Large players such as PetroChina, Yangzi Petrochemical, Guangzhou Petrochemical had posted poor operating results for the first quarter due to price control measures.

"Sinopec and SPC losses were mainly attributed to skyrocketing crude oil prices and refining losses due to the government s prices control. From the beginning of this year, the whole petrochemical industry has been experiencing poor profit conditions," said Yu Fangxing, an analyst from Jianghai Securities, a Dalian-based securities firm.

Though the government had hiked prices in June, it was too late to salvage profits for the first half of the year, he added.

"International crude price may decline from the peak in the following months, so these refiners profit may take a turn for the better by the second half of this year," Yu said.

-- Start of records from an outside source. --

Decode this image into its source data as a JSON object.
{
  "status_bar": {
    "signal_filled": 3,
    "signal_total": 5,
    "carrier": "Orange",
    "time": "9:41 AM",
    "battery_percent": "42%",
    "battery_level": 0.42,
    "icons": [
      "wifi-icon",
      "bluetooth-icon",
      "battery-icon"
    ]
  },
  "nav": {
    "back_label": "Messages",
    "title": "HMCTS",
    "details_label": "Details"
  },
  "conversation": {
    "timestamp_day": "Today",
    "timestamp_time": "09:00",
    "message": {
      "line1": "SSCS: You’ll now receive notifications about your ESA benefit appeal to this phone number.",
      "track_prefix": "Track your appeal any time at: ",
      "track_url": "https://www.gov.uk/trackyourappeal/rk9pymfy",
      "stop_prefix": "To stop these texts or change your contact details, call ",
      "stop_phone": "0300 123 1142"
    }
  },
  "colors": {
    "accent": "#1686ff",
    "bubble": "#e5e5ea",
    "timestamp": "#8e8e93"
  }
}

Explaining the impact of the controls, Sinopec said "The government s strict control over refined oil prices in China despite continuously climbing international crude oil prices resulted in a distortion to the correlation of the products."

The company s announcement would translate to an estimated first half profit of CNY17.47bn as compared to the CNY34.93bn that was reported for the first half of 2007.

"The company has taken various measures to guarantee the supply for the refined oil market in the People s Republic of China (PRC), which resulted in great losses in the oil-refinery business and massive decline in overall performance of the company in the first half of the year," it said.

SPC also bore the brunt of the government s strict control over petroleum products' prices and warned investors of expected losses for its first half ended 30 June on Thursday.

"During the first half of 2008, as international crude oil prices continuingly increased and reached historic highs time and again, the crude oil costs incurred by the company increased substantially," SPC said.

There remains a severe mismatch between petroleum product prices and crude oil prices under stringent state controls thereby resulting in a substantial loss for the company, it added.

The losses were expected despite the company receiving government subsidies amounting to CNY247m for the first quarter and an additional undisclosed amount for the second quarter of 2008.